Die "New York Times" veröffentlichte von ihr verifizierte Videoaufnahmen, die tödliche Schüsse russischer Soldaten auf einen Zivilisten in Butscha belegen sollen. Das ukrainische Video stamme von Ende Februar, kurz nach dem russischen Angriff auf die Ukraine. EU-Kommissionspräsidentin Ursula von der Leyen sprach im Europaparlament mit Blick auf Butscha von Kriegsverbrechen.

Erst Kohle, dann Öl und sogar Gas?

Am Dienstag hatte die EU-Kommission vorgeschlagen, Kohle-Lieferungen aus Russland zu verbieten. Über die Maßnahme müssen die EU-Staaten einstimmig entscheiden. Vorgesehen ist derzeit, dass es für das Importverbot eine dreimonatige Übergangsfrist gibt, in denen Lieferungen noch möglich sein sollen. Nach dem vorgeschlagenen Importstopp für russische Kohle sagte EU-Ratspräsident Charles Michel. "Ich denke, dass Maßnahmen zu Öl oder sogar Gas früher oder später gebraucht werden." Nach Angaben des EU-Außenbeauftragen Josep Borrell hat die EU seit Kriegsbeginn 35 Milliarden Euro für Energieimporte an Russland gezahlt. Hingegen habe man der Ukraine nur eine Milliarde Euro für Waffen und militärische Ausrüstung gewährt.

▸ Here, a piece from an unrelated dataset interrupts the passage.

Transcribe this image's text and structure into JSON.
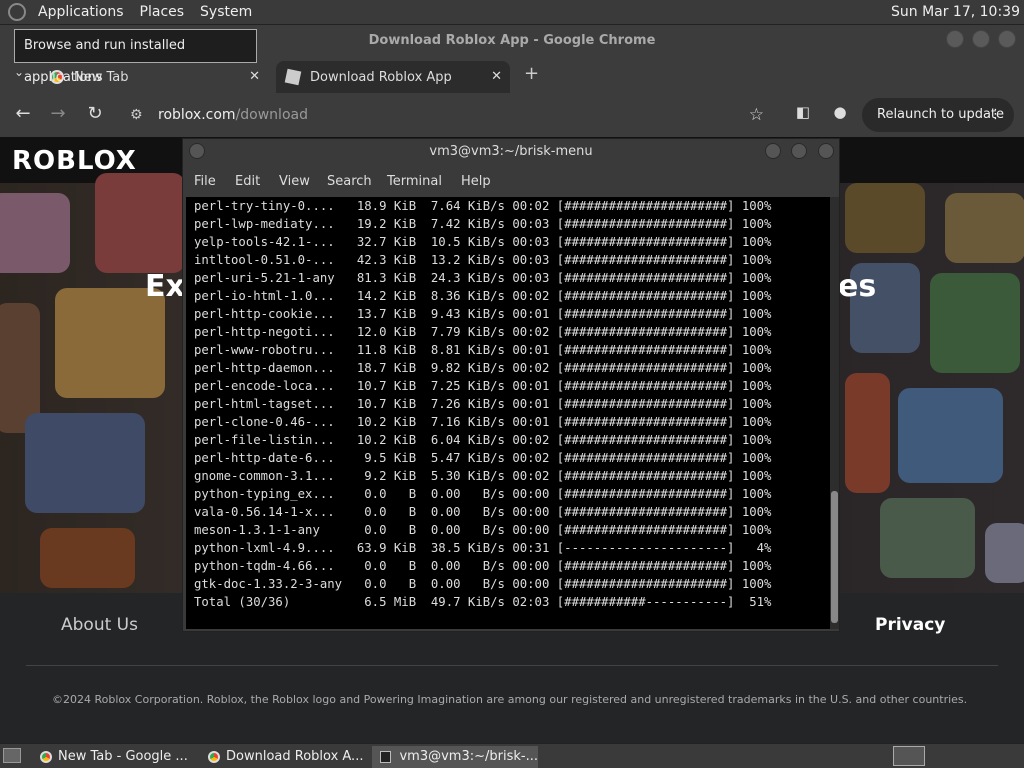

EU-Parlamentsvizepräsidentin Katarina Barley sagte dem ZDF-Morgenmagazin, ein Einfuhrstopp für russisches Gas wäre schwierig. Damit hätte nicht nur Deutschland ein Problem, sondern auch andere Länder. Auch die deutsche Industrie unterstützt Kohle-Sanktionen, warnt aber vor einem Gas-Embargo. Die Bundesregierung lehnt ein Embargo der Gasimporte ab. Das EU-Land Ungarn will für russische Gaslieferungen auch in Rubel bezahlen, wie Ministerpräsident Viktor Orban sagte. "Wenn die Russen Rubel verlangen, bezahlen wir in Rubel." Die führenden westlichen Industriestaaten (G7), darunter Deutschland, lehnen dies strikt ab.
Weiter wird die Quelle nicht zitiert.